Où la chambre d’enfant, Luce Guilbaud (par Didier Ayres)
Où la chambre d’enfant, Luce Guilbaud, éd. Tarabuste, août 2020, 72 pages, 12 €
Fluide existence
Le fil, même tendu, presque nerveusement, qui lie l’artiste à son enfance, et puisque ce livre nous y invite, est une tension, une attache, une liaison, un raccord avec la littérature, laquelle soutient, justifie, anime cette démarche. Du reste, il y a dans cet ouvrage, dans ce recueil poétique, deux champs organisationnels : le souvenir, l’enfance en sa mémoire spécifique, et le langage qui inscrit, saisit, redit, verbalise le souvenir. Et ces deux ligatures ne font qu’une trame : la chambre, une chambre, une chambre du souvenir, de l’enfance.
Cela dit, cette locution, l’endroit d’où parle le texte, est une voix féminine. Celle d’une enfant qui cherche à se définir, ou plutôt qui cherche à s’écrire, se décrivant aujourd’hui dans la mémoire, enfant traquant, esquissant peut-être la forme que fut l’enfant, la très jeune fille.
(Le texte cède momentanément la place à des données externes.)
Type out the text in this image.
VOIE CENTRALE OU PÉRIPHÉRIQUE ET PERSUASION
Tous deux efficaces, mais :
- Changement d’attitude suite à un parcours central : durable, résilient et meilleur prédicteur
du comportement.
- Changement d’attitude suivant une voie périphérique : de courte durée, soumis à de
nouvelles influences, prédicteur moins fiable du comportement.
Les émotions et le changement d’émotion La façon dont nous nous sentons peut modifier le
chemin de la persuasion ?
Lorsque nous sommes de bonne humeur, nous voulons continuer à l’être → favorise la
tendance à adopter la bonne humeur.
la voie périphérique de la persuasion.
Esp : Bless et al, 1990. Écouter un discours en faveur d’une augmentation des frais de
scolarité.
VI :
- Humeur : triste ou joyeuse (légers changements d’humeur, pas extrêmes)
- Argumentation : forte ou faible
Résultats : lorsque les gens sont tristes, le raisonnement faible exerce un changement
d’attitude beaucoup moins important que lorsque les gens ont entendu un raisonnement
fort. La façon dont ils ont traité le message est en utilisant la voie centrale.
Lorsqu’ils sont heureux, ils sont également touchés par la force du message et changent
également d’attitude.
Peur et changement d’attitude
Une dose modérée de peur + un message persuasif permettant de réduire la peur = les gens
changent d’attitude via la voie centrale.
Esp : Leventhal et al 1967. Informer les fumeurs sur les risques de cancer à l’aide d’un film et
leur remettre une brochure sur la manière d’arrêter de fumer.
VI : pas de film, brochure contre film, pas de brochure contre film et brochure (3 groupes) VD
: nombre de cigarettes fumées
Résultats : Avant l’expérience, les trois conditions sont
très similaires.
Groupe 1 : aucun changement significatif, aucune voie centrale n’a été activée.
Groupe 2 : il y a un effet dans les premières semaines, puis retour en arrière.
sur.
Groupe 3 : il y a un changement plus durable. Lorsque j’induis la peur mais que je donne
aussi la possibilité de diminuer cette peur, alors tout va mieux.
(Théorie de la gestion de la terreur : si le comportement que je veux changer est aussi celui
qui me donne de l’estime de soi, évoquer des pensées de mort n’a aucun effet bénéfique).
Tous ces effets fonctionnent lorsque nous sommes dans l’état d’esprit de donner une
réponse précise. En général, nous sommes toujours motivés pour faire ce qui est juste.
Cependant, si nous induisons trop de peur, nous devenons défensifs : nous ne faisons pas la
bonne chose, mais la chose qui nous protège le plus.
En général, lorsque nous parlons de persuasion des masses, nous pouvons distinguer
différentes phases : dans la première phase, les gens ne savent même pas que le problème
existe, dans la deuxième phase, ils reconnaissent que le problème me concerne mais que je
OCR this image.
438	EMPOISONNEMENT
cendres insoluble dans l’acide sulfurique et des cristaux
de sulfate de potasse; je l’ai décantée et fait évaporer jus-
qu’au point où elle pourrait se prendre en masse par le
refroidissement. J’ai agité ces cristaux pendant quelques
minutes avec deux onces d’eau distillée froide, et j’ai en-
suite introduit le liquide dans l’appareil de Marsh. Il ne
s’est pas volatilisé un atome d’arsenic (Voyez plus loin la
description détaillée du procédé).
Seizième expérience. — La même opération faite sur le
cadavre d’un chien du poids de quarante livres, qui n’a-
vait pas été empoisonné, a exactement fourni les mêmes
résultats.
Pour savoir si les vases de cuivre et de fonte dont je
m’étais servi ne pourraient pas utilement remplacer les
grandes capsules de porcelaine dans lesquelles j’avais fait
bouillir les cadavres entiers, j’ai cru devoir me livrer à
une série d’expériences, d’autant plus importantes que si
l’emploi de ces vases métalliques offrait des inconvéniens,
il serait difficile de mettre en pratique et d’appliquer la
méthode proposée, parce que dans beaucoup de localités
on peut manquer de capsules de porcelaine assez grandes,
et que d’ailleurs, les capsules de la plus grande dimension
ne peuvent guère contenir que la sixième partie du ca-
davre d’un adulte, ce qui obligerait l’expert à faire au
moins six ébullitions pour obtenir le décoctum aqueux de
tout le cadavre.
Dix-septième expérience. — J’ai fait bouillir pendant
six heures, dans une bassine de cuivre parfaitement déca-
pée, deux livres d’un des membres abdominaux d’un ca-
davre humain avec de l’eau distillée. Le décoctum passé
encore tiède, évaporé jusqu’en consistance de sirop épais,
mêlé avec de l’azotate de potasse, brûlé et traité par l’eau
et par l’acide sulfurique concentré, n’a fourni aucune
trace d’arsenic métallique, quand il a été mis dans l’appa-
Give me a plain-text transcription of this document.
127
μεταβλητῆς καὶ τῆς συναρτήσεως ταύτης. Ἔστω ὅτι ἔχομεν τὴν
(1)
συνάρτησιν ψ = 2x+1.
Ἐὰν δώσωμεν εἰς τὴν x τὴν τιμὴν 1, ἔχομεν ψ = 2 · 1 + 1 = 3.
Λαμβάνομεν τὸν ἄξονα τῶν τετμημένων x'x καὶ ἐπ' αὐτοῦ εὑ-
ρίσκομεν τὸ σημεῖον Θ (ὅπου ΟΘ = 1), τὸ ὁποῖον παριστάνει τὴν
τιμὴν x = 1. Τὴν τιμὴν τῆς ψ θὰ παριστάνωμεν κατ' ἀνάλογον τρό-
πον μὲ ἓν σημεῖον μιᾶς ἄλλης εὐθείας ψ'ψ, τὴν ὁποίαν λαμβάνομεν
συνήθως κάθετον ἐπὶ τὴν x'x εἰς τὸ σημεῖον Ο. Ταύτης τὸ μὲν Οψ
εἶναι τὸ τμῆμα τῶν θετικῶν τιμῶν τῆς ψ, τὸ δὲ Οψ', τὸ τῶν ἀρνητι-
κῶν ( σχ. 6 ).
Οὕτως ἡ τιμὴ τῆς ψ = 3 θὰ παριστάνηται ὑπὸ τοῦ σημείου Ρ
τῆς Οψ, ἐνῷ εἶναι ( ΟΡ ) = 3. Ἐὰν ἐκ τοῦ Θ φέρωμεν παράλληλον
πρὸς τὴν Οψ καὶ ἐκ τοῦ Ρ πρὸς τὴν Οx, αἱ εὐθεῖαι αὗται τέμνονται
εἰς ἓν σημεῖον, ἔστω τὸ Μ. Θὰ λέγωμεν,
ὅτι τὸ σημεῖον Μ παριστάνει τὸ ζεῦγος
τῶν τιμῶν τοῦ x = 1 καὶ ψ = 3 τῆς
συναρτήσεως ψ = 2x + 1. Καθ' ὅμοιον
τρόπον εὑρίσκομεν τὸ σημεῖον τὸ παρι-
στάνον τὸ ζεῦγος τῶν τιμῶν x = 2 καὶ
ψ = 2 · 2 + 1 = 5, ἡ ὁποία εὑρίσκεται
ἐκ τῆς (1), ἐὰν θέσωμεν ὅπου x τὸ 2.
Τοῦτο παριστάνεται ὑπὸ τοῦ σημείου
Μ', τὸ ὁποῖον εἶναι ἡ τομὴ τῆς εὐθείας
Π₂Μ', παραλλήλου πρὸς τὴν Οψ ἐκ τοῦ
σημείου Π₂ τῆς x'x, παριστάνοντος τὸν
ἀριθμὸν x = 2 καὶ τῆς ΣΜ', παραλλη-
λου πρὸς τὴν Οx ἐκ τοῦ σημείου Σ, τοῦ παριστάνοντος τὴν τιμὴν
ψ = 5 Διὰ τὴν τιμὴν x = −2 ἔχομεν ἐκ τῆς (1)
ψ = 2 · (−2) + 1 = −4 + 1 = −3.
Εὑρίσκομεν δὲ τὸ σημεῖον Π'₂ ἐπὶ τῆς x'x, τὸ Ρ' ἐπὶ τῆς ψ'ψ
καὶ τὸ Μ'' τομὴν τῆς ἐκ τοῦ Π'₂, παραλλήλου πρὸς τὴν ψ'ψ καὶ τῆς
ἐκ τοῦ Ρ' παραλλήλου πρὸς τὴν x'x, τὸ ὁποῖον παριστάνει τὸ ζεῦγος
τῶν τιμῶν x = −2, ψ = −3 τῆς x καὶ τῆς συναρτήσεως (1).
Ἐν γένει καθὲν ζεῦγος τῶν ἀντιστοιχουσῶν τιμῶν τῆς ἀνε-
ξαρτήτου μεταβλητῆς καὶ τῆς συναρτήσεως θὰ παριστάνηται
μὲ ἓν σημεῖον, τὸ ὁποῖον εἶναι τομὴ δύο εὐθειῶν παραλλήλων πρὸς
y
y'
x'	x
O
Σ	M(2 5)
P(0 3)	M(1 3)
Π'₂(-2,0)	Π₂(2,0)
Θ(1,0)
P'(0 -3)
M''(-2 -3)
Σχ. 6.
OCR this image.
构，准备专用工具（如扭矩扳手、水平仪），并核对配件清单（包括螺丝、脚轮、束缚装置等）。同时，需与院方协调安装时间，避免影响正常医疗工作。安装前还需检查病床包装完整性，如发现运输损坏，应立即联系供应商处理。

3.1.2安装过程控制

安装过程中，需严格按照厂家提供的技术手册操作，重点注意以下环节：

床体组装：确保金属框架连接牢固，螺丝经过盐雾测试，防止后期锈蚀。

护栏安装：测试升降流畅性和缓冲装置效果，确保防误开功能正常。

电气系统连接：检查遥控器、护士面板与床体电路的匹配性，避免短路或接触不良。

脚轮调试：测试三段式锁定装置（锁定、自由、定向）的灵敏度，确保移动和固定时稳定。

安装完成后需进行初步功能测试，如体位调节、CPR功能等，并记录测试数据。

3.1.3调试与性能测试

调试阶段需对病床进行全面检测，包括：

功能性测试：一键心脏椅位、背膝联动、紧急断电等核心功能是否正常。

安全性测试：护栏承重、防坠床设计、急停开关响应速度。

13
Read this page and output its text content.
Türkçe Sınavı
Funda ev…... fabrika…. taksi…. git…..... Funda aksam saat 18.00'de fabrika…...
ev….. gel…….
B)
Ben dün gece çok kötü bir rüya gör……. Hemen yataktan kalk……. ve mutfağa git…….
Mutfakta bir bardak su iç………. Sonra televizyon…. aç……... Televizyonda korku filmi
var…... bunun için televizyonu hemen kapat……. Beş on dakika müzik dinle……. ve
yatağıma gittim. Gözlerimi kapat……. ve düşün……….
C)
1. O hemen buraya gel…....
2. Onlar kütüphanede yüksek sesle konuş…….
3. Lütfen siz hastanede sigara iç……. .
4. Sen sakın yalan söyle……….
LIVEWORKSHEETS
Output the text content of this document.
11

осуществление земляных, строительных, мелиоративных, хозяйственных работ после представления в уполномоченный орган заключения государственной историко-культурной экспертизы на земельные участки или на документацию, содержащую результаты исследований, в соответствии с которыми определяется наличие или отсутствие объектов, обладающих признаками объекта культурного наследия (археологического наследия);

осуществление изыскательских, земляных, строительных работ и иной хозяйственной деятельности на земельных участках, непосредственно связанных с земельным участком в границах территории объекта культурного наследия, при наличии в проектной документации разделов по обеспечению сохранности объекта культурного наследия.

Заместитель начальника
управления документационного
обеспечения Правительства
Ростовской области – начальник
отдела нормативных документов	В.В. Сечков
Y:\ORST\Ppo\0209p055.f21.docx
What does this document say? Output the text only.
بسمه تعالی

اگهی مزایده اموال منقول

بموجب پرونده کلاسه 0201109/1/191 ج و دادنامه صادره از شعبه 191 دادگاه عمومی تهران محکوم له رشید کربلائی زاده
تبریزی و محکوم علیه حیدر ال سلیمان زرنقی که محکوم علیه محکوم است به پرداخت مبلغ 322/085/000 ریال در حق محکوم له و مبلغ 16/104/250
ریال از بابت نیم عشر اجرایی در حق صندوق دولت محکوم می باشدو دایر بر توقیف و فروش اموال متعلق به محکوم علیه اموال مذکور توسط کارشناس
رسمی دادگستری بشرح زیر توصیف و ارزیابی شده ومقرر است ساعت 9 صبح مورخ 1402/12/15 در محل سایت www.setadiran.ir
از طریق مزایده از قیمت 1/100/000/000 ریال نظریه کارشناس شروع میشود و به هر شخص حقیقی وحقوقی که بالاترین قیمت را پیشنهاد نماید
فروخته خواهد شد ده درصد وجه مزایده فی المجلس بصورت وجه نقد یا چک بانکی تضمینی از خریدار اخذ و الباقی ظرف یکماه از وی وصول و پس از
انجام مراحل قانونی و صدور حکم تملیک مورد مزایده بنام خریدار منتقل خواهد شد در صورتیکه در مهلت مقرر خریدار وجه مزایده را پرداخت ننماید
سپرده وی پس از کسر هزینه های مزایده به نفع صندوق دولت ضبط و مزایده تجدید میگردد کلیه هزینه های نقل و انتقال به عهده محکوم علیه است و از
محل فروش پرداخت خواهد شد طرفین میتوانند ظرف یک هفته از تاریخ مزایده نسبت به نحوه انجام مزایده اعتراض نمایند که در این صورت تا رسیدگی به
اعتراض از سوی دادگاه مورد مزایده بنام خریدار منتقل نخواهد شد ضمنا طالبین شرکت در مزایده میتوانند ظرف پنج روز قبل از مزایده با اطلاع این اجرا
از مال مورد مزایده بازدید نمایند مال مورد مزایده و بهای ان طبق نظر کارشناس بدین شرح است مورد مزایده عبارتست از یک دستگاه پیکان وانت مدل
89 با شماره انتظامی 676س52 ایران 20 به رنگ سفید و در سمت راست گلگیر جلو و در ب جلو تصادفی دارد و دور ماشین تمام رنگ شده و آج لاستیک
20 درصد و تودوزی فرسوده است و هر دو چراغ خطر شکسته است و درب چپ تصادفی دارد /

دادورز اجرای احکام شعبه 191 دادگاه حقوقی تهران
Il y a donc un dédoublement, une discrépance dans les liens de la mémoire : d’un côté la femme qui est, parce que petite fille, et de l’autre, la femme qui n’est pas, car les définitions sont labiles ; donc une enfant qui n’est pas une fille, mais en train de devenir une fille, devenant fille.
L’endroit, et précisément, la chambre de cette enfant existe, et encore dans le giron objectif de l’enfant devenue femme, là où l’identité se constitue, lutte, se dessine, fait dessein, chambre matérielle d’une idée immatérielle, l’ensemble servi par la mémoire.
Où la chambre de la poète ? Où la chambre, en termes de photographie, de l’enfance ? Où la chambre en cette description en fragments ? Où la chambre d’enfant ? Ou : où la chambre d’enfant. Le texte nous autorise à cette variation. Il permet cette involution d’une chose qui n’existe plus, vers une chose qui se retire.
je suis une princesse qui n’aime pas dormir
ni coudre mais en découdre
je me raconte des histoires aux marches du palais
nous dormirons ensemble et aurons deux enfants
J’ai compris le livre ainsi : écrire l’enfance à l’instar d’une entomologie, papillon fuyant la présence de l’épingle qui en un sens, l’immortalisera. Saisir le temps, ainsi. De plus, sachant que par essence, écrire est une action dans la durée, une action temporelle, celle d’un mot vers l’autre, puis d’une phrase vers l’autre, puis d’une strophe vers l’autre. Luce Guilbaud nous décrit cet objet du délai, de la mémoire poreuse, d’une scène intérieure – qui peut-être n’a pas eu lieu ainsi, mais que la mémoire à cet instant T fossilise, ossifie, et sans doute, même pas définitivement.
la chambre d’enfant est à l’intérieur entre les côtes
ses vertiges ses attentes ses printemps
ses murs de terre fragile à colmater avant l’hiver
Mais qui connaît l’origine première ? Ce livre, construit par séquences de trois strophes sans ponctuation ni majuscules, cherche la fluidité, la coexistence, la coalescence de l’écrivaine avec son enfance. De plus, tout est cadré dans une atmosphère aquatique, baignades, présence de l’eau, voyages maritimes. Et évidemment, le flux des marées, ressemble, repose dirais-je, sur l’espèce de « for-da » freudien qui occupe les enfances, et engage alors la continuité des liens entre un soi-même et la définition de ce soi-même. En tout cas, c’est ce qui se communique au lecteur : l’apprivoisement de l’enfance, et son intégration en soi, sa fluide existence.